俺様紳士と甘えた彼とのハッピーエンドの選び方



 祈夜はそういうと、彩華が持っていた漫画本を取り上げて「ばかだな……」と、苦笑した。そして、「少し待ってて」と、1度リビングから出ていくとすぐに何かを持って戻ってきた。
 彼は彩華の隣に座り、持ってきてくれたものを差し出した。それはスケッチブックだった。

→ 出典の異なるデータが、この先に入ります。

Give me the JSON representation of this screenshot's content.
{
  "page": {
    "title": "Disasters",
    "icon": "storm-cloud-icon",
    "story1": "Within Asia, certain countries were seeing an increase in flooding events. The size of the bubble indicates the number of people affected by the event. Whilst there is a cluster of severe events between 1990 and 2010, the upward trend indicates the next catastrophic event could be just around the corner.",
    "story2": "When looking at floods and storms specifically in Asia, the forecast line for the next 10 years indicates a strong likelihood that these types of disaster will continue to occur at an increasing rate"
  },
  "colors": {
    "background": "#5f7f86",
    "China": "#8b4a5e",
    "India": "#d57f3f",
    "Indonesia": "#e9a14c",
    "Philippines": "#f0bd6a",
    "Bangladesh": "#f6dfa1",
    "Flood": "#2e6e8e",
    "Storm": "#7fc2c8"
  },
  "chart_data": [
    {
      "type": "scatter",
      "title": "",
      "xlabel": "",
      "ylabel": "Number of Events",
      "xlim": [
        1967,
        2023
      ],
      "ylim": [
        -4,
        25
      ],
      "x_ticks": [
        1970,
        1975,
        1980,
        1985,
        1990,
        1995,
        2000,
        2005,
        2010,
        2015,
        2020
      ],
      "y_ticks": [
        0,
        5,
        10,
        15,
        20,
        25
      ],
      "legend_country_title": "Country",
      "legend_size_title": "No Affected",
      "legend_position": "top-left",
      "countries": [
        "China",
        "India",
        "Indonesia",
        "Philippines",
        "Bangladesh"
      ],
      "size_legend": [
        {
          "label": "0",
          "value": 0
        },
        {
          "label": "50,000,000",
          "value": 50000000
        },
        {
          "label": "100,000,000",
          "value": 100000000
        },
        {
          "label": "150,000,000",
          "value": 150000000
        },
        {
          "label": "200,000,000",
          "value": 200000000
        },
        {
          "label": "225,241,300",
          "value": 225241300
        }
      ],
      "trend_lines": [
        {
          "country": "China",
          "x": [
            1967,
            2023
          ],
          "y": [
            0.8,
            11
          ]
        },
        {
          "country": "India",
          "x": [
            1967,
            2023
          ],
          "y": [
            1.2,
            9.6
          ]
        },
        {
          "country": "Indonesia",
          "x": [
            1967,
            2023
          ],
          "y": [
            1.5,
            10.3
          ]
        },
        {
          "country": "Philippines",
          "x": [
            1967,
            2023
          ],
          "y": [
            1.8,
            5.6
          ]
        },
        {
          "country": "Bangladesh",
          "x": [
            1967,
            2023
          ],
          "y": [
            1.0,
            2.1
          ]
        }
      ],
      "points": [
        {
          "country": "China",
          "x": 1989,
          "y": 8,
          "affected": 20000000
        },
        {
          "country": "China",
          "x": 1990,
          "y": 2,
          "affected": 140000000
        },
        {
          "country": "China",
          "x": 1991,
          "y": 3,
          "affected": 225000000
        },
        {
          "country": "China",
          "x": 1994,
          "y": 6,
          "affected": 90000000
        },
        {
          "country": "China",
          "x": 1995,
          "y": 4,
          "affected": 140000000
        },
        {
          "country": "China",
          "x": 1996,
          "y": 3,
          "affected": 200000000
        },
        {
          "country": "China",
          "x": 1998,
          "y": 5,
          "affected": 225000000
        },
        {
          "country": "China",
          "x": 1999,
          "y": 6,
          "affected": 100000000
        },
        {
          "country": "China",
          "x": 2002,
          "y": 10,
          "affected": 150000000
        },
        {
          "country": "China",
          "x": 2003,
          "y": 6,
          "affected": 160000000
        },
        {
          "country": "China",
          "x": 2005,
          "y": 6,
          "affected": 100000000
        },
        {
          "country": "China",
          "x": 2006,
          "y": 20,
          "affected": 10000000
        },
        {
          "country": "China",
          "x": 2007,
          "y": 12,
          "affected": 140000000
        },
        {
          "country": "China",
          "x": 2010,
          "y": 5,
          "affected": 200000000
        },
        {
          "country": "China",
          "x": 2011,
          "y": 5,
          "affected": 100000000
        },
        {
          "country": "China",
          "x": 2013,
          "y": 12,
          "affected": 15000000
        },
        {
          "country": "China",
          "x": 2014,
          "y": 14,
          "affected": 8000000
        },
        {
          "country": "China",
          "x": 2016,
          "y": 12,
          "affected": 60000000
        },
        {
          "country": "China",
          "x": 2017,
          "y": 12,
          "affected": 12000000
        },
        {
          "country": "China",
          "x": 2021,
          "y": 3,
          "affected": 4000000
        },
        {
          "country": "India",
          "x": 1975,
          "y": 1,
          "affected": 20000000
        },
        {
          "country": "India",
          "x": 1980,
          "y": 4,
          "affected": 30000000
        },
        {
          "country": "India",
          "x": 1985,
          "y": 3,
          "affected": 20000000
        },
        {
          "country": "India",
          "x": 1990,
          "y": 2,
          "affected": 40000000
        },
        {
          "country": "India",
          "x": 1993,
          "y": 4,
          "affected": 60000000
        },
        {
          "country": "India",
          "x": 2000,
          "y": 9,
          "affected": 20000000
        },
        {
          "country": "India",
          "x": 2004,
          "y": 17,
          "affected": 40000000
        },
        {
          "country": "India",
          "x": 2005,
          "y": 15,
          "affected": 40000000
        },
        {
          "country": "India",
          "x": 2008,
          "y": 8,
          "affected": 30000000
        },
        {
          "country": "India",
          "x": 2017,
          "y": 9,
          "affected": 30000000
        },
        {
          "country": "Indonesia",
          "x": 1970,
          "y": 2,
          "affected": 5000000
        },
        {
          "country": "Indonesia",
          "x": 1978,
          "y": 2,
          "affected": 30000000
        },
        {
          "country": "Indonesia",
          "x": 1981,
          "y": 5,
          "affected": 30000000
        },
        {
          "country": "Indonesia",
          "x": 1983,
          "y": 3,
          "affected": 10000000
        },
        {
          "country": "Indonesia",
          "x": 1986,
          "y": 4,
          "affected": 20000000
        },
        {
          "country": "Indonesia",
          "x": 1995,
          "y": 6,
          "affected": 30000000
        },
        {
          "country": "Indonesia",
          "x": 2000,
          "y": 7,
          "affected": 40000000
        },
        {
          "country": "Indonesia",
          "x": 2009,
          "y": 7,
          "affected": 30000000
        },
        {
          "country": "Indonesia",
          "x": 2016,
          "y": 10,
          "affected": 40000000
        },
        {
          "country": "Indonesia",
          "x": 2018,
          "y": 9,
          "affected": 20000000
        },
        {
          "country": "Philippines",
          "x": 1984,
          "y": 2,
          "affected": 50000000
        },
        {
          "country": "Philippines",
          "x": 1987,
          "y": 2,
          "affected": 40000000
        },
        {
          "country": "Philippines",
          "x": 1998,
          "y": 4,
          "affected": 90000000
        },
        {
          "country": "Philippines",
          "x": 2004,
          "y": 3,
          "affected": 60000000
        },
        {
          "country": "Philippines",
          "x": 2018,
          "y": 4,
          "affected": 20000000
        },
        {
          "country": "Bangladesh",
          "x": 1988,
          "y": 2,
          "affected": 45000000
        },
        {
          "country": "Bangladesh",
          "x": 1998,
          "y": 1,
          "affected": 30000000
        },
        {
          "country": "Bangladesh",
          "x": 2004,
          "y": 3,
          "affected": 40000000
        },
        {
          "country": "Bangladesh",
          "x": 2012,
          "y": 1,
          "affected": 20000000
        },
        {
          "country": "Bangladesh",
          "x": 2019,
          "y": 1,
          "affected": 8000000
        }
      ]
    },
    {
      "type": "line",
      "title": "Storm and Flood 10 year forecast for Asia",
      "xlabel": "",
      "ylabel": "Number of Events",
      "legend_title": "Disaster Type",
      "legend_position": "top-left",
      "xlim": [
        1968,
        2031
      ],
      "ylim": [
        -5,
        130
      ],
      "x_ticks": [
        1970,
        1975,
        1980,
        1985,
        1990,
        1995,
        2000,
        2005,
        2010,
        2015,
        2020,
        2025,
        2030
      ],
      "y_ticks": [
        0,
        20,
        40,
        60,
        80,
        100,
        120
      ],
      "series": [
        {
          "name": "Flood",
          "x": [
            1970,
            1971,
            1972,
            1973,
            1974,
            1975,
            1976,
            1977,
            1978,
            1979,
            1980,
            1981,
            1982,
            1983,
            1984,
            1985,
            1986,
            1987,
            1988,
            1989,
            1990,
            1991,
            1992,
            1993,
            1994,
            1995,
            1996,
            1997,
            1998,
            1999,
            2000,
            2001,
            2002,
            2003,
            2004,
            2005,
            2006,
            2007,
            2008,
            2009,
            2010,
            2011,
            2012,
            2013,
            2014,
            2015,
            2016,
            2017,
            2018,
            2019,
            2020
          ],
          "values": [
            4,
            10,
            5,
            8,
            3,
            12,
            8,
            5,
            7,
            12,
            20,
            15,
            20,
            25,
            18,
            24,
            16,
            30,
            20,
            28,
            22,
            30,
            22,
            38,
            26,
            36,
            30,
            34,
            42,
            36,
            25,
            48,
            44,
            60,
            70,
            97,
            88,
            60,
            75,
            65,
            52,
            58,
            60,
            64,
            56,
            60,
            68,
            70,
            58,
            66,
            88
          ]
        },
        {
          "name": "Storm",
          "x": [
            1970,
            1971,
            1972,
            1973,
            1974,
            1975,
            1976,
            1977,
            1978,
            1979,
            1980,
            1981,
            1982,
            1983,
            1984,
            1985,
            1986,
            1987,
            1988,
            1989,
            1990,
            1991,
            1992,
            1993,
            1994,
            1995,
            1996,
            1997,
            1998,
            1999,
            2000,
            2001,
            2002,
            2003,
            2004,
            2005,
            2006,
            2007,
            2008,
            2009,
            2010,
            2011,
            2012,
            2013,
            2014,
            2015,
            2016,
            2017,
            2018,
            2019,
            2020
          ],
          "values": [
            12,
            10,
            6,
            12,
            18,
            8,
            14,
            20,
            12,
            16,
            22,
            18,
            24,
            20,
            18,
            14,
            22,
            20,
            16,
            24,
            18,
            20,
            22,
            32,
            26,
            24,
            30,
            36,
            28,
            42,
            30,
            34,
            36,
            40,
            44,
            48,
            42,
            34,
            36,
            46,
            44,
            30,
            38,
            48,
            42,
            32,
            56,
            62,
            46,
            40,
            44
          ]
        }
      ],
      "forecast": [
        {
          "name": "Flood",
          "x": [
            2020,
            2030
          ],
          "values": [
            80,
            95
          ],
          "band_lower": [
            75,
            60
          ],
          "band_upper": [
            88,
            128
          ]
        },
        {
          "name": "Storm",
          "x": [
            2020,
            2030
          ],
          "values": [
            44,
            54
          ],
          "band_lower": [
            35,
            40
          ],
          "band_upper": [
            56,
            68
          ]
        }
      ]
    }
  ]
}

 「次の連載で、………女性の肌のシーンをよく描くことになりそうなんだ。画家志望の男が、年上の女の裸体のスケッチをするところを描きたくて。もちろん、セックスのシーンもあるような大人っぽい話に挑戦してみたいだ。だから、そういう年齢指定の漫画本を片っ端から読んでたんだけど。どうも、そういうシーンばかりだし、何かリアルじゃなくて、迷ってて……って、まぁそんな感じの理由」


 そう言って、祈夜は彩華にスケッチブックを見るよう視線で促す。表紙を捲ると、様々な角度、そして姿勢の裸の女性が描かれていた。それは、彼の漫画のようなタッチではなく、スケッチだった。
 目線や髪の動き、そして肌質や骨格まで繊細に描写されており、とても儚い美しさを感じられた。


 「………とっても綺麗………」
 「………別に胸なんか大きくなくたっていいだろ。俺は彩華のがいい」
 「…………祈夜くんって本当に年下?そういう事さらりと言えちゃうなんて」
 「本当の事だし」


 かっこつけていても内心はドキドキしているのか、耳が赤くなっているのに気づいたのは彼には内緒だった。
 お世辞にも大きいとは言えない胸を持つ自分の恋人が、実は巨乳好きなのかと思い、少し切なくなってしまったが、勘違いだとわかり、彩華はホッとした。

 すると、祈夜は何故かクククッと笑い始めた。